The so-called deposit rate - the interest that banks get for deposits at the ECB and which, at least from their point of view, is the most important key rate at the moment - rises to 2.5 percent.

This was negative until last year.

In addition, the top refinancing rate, at which banks can secure overnight liquidity from the central bank, climbs to 3.25 percent.

This time, the ECB is hitting harder than the American Federal Reserve (Fed), which announced on Wednesday that it was only raising interest rates by 0.25 percentage points.

The American central bank had so far reacted faster and more strongly to the inflation, which, however, had already risen in the United States.

Apparently she's fading earlier now too.

Even verbally, the Fed and the ECB now differ significantly.

"The ECB is still in the middle of an inflationary war, while the Fed can slowly prepare a truce," said Karsten Junius, economist at Bank J. Safra Sarasin.

How often the ECB will raise interest rates is a matter of debate among economists.

Jari Stehn, the chief European economist at the investment bank Goldman Sachs, predicts a further interest rate hike by the ECB by 0.5 percentage points in March - and a last interest rate hike in May by 0.25 percentage points.

But there are also other predictions.

On Thursday, the ECB itself announced another rate hike of 0.5 percentage points in March.

On the other hand, there was already speculation on the financial markets that the central bank could lower interest rates again in the second half of the year.
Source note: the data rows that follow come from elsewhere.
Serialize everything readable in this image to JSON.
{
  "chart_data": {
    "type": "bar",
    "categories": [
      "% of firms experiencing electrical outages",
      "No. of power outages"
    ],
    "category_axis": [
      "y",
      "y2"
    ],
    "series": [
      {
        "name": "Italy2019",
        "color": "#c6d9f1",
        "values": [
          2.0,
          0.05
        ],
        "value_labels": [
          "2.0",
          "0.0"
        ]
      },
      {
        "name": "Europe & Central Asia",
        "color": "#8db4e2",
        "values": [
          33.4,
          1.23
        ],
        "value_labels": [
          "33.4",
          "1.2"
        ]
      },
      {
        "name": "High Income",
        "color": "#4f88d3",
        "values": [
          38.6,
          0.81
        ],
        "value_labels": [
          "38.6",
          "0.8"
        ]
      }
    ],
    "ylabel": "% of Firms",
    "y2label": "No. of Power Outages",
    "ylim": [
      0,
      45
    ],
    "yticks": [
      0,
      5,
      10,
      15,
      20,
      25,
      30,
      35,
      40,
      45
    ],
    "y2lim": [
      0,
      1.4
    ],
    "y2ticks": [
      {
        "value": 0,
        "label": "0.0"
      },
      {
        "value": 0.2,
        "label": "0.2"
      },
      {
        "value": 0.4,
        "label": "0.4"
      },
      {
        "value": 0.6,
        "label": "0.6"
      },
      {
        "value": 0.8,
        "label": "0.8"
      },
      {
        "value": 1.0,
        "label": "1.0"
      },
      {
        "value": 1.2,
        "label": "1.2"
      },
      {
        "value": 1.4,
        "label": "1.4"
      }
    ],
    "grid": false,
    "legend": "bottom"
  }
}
However, ECB President Lagarde rejected this expectation at the World Economic Forum in Davos.

Interest rates are also likely to rise further for consumers

For consumers, the turnaround in interest rates last year brought significantly higher interest rates on loans and slightly higher interest rates on savings.

The credit broker Interhyp is now expecting construction interest rates to continue to fluctuate considerably and interest rates between 3 and 4 percent for construction loans with a fixed interest rate of ten years.

The first banks are now offering 2 percent interest per year for call money.

Horst Biallo from the consumer platform of the same name expects the ECB interest rate hikes in February and March to give overnight interest rates another “boost”: “We expect to see a peak of three before the decimal point for overnight interest rates by spring.”

While conventional banks are still somewhat reluctant to pass on the rising ECB interest rates to savers, new competitors see this as an opportunity.

The so-called neo-brokers, who actually recommend ETFs and savings plans to their customers for investing, are currently advertising relatively high overnight interest rates on their clearing accounts for the depot.

C24, the comparatively new bank of the Internet comparison platform Check24, wants to win customers with 2 percent interest on current account balances for a limited time and for amounts up to 50,000 euros.